Eventually, he did relapse. And I did stay … until I didn’t, but that’s a story for another time and, frankly, not the point, so never mind, forget I said it.
I do not want you to hear this as yet another person suggesting that leaving is the only or the eventual solution. What I hope is that you hear in this story how much power you have over your own life and your own decisions. Sure, that’s the only thing you have power over — but what power it is.
Now on to the day-to-day stuff. Here’s what I appreciated in my early sobriety:
- Not drinking around me — and not making a big deal about not drinking around me. Chances are if you ask a newly sober person, “Is it okay if I have a drink?” they will say yes even if they mean no — and even if they mean yes, they may yet regret saying yes. So just don’t.
- Not asking me how my recovery “was going.” Is this obvious? It should be obvious.
- Allowing me space if I got squirrelly. Being newly sober means feeling stuff you had numbed out before, and most of those feelings are bad. I was grumpy as hell and picked fights with people I loved for no reason at all besides picking a fight is easier than feeling. What worked best to fend me off: “You seem really grumpy! Maybe let’s revisit this later.”
- Being understanding of the time I was or wasn’t spending working on my recovery. Neither “Oh, come on, you can miss one meeting” nor “Shouldn’t you be at a meeting?” are helpful.
- Inviting me to stuff where eating and drinking weren’t the main events: bowling, crafting get-togethers, a walk, a yoga class, book club, volunteering, thrifting, museum visit … being friends with a newly sober person can actually be kind of fun!
That said, being in a close relationship with someone newly sober can be as touchy and as confusing as being close to someone active in their addiction. The freshly emerged, raw emotions I referred to above take some time to cook. We are often a mess emotionally, financially, and/or physically, and it can be hard to watch us sort through that. Further, I cannot guarantee the result of that experience will be what you want it to be; sometimes you don’t get “back” the person you thought you lost. Usually you get a better person, but they aren’t the same.

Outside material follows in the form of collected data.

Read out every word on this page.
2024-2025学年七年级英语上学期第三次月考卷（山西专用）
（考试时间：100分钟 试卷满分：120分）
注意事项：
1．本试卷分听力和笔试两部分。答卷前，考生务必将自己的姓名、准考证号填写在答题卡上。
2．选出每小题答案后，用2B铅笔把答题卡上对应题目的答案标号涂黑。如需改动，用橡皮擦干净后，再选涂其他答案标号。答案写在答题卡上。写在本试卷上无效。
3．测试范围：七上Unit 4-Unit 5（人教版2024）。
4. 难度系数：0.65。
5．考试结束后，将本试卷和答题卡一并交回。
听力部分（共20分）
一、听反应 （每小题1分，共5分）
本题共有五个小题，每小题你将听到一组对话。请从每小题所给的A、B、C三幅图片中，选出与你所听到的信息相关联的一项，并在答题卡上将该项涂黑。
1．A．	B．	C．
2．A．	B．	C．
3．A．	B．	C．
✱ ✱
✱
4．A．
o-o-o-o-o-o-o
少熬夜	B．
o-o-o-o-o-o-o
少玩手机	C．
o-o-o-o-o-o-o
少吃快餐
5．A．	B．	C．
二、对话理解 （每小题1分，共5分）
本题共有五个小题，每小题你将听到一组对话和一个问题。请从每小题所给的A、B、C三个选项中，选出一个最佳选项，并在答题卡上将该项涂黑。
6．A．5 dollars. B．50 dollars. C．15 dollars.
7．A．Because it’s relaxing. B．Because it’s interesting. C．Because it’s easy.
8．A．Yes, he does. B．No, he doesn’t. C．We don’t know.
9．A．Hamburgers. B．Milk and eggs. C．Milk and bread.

I know I had to figure out who I was without booze. My close friends and family anchored that rediscovery. They served as boundaries to and reminders of who Ana was at her best — and just, you know, who Ana was. They didn’t do that by talking to me about my behavior or watching out for me; they were just there, loving me without letting me push them around. I can’t tell you what they got out of that time in our lives; what I got out of it was so precious I never want to have to do it again.